Furtado grew up listening to Portuguese music, she says in a mini autobiography on her Web site, http://www.nellyfurtado.com.

“My mother sings in a church choir and my father also enjoys casual singing and has a deep interest in the Portuguese style of music “fado” or “fate.” These Portuguese elements and influences are very much what I like to call my ‘musical hard drive.’ ”

‘There is an artist in me. I see art everywhere I walk. I believe I was born to sing and create music that emotionally connects. I was born to document the way I see the world and the experiences I’ve had in it’ ~ Nelly Furtado

But since childhood, her influences have widened to include such diverse genres as Brazilian bossa nova, Indian qawwali, African traditionals, plus techno, drum ‘n’ bass, trip hop, hip hop, even candy pop.

The result is a CD with an international, earthy feel and an undeniably catchy hook.

Furtado takes lyrics seriously, too. Before the record deal , she had considered studying creative writing, and mentions literary influences like Leonard Cohen and Jack Kerouac in her autobiography.

“There is an artist in me,” she says. “I see art everywhere I walk. I believe I was born to sing and create music that emotionally connects. I was born to document the way I see the world and the experiences I’ve had in it.”

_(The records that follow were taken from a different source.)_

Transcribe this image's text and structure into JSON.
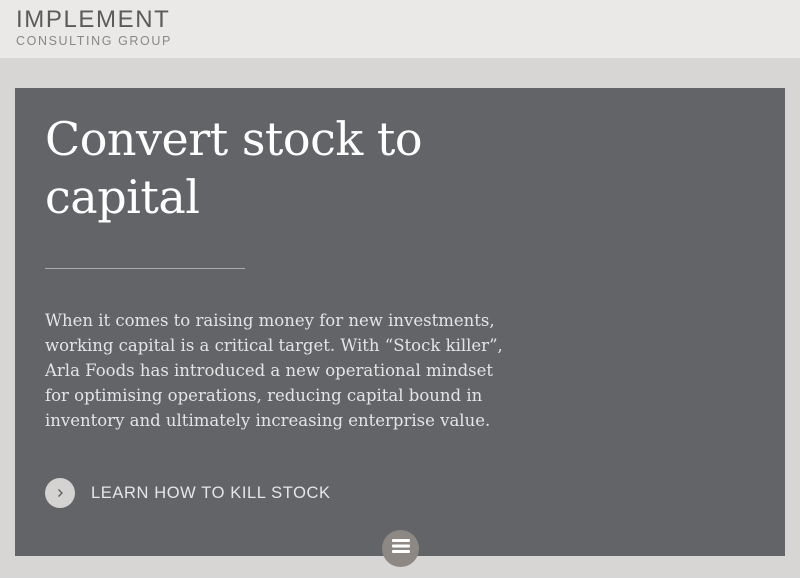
{
  "header": {
    "logo_main": "IMPLEMENT",
    "logo_sub": "CONSULTING GROUP"
  },
  "hero": {
    "title": "Convert stock to capital",
    "body": "When it comes to raising money for new investments, working capital is a critical target. With “Stock killer”, Arla Foods has introduced a new operational mindset for optimising operations, reducing capital bound in inventory and ultimately increasing enterprise value.",
    "cta_label": "LEARN HOW TO KILL STOCK",
    "cta_icon": "chevron-right-icon"
  },
  "menu": {
    "icon": "hamburger-menu-icon"
  },
  "colors": {
    "header_bg": "#ebe9e7",
    "page_bg": "#d8d6d4",
    "hero_bg": "#626468",
    "menu_button_bg": "#8d8883"
  }
}
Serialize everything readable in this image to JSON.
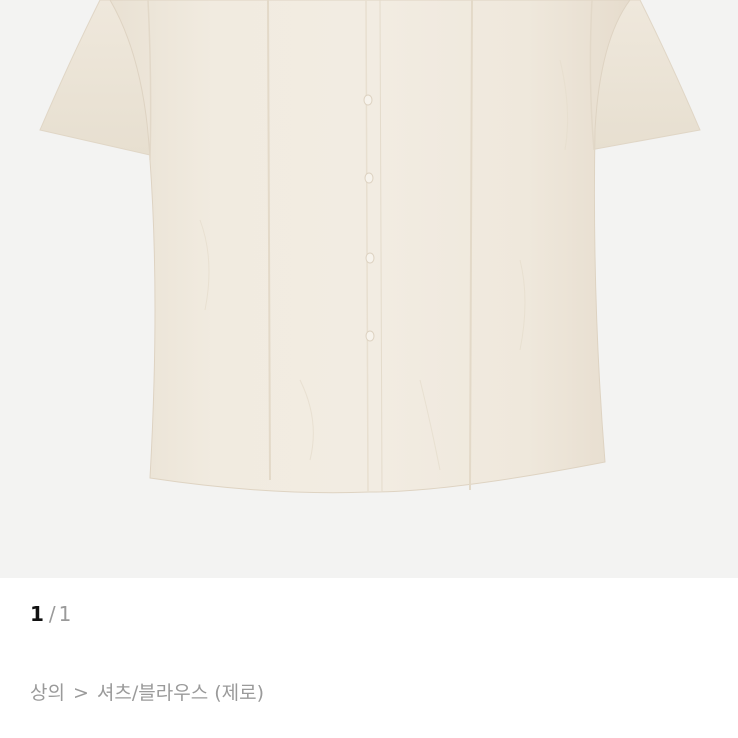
{
  "product_image": {
    "alt": "",
    "background_color": "#f3f3f2",
    "garment_color": "#efe8dc"
  },
  "pager": {
    "current": "1",
    "separator": "/",
    "total": "1"
  },
  "breadcrumb": {
    "category": "상의",
    "separator": ">",
    "subcategory": "셔츠/블라우스 (제로)"
  }
}
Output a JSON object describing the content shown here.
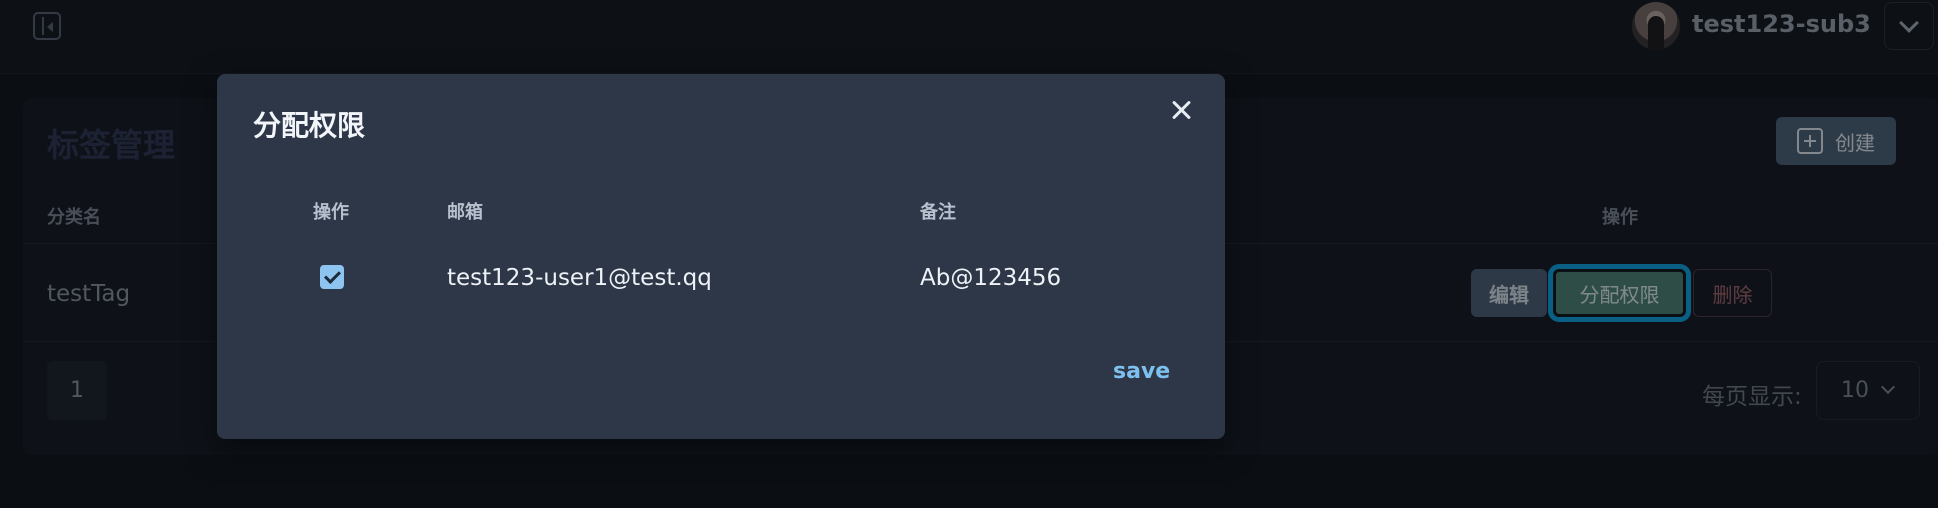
{
  "header": {
    "username": "test123-sub3"
  },
  "page": {
    "title": "标签管理",
    "create_label": "创建",
    "columns": {
      "category": "分类名",
      "actions": "操作"
    },
    "rows": [
      {
        "tag": "testTag",
        "edit_label": "编辑",
        "assign_label": "分配权限",
        "delete_label": "删除"
      }
    ],
    "pagination": {
      "current_page": "1",
      "per_page_label": "每页显示:",
      "per_page_value": "10"
    }
  },
  "modal": {
    "title": "分配权限",
    "columns": {
      "action": "操作",
      "email": "邮箱",
      "note": "备注"
    },
    "rows": [
      {
        "checked": true,
        "email": "test123-user1@test.qq",
        "note": "Ab@123456"
      }
    ],
    "save_label": "save"
  },
  "colors": {
    "accent": "#0ca7e6",
    "assign_button": "#4b8476",
    "modal_bg": "#2e3748"
  },
  "icons": [
    "sidebar-toggle-icon",
    "avatar",
    "chevron-down-icon",
    "plus-square-icon",
    "close-icon",
    "checkbox-checked-icon"
  ]
}
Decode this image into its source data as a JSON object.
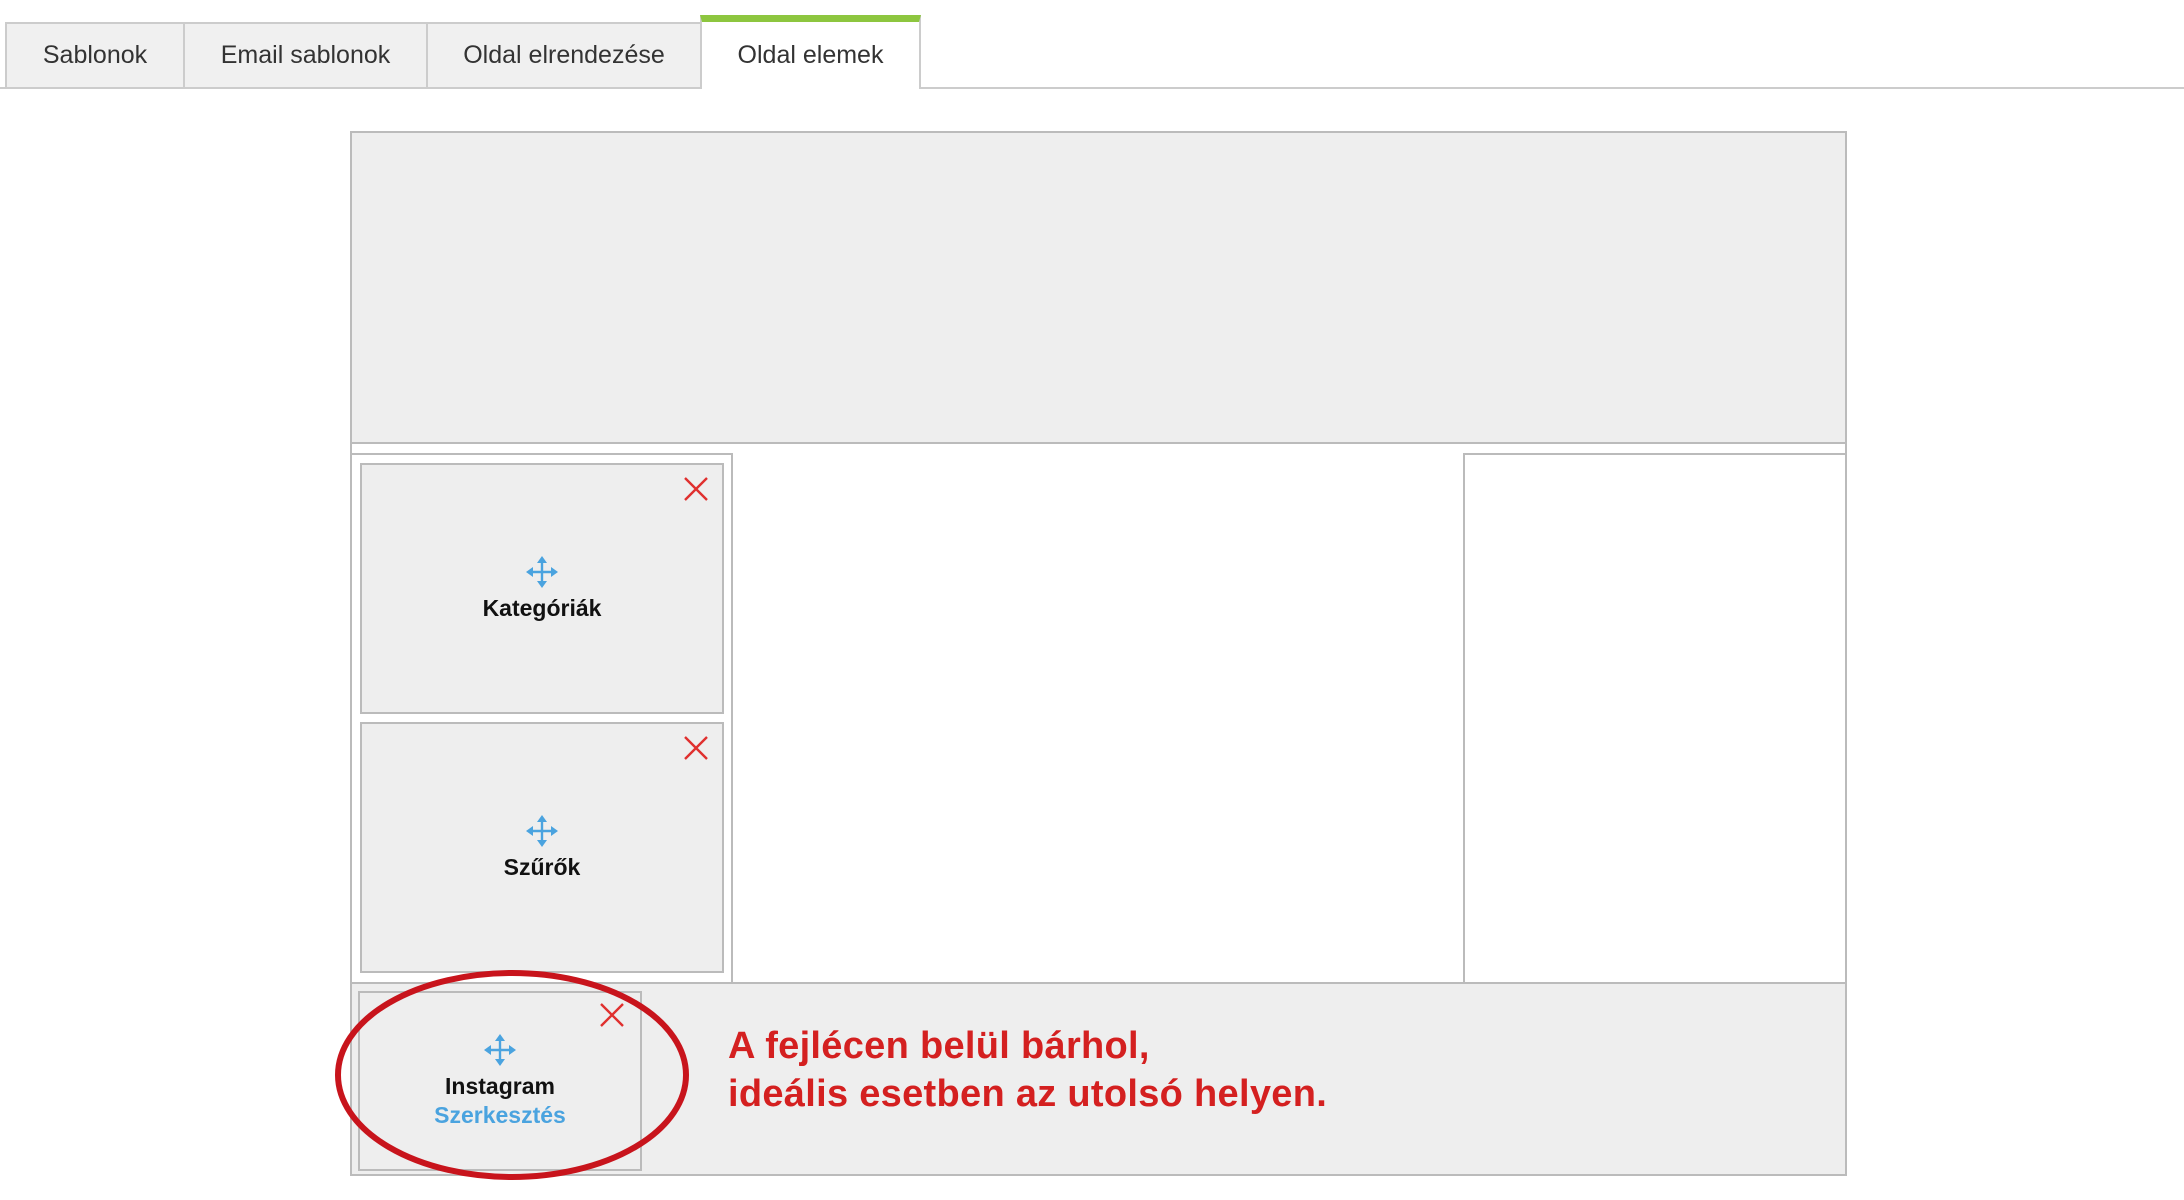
{
  "tabs": [
    {
      "label": "Sablonok",
      "active": false
    },
    {
      "label": "Email sablonok",
      "active": false
    },
    {
      "label": "Oldal elrendezése",
      "active": false
    },
    {
      "label": "Oldal elemek",
      "active": true
    }
  ],
  "widgets": {
    "kategoriak": {
      "title": "Kategóriák"
    },
    "szurok": {
      "title": "Szűrők"
    },
    "instagram": {
      "title": "Instagram",
      "edit_label": "Szerkesztés"
    }
  },
  "annotation": {
    "line1": "A fejlécen belül bárhol,",
    "line2": "ideális esetben az utolsó helyen."
  },
  "colors": {
    "tab_active_accent": "#8dc63f",
    "move_icon": "#4aa3df",
    "close_icon": "#e0302e",
    "annotation": "#d42020"
  },
  "icons": {
    "move": "move-arrows-icon",
    "close": "close-x-icon"
  }
}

Local concert promoters SFX Canada have booked Furtado to open for Jacksoul’s show Thursday at the Phoenix Concert Theatre based almost solely on buzz.

“I’ve heard her CD, and I’m excited to see her live,” says Melissa Bub-Clarke, marketing manager at SFX. “We’ve heard really good things about her.”

Bub-Clarke says Furtado has a star quality that will appeal to a global market. “She’s got a really unique, great voice, and she’s certainly got a look. She’s not like any body else out there right now.”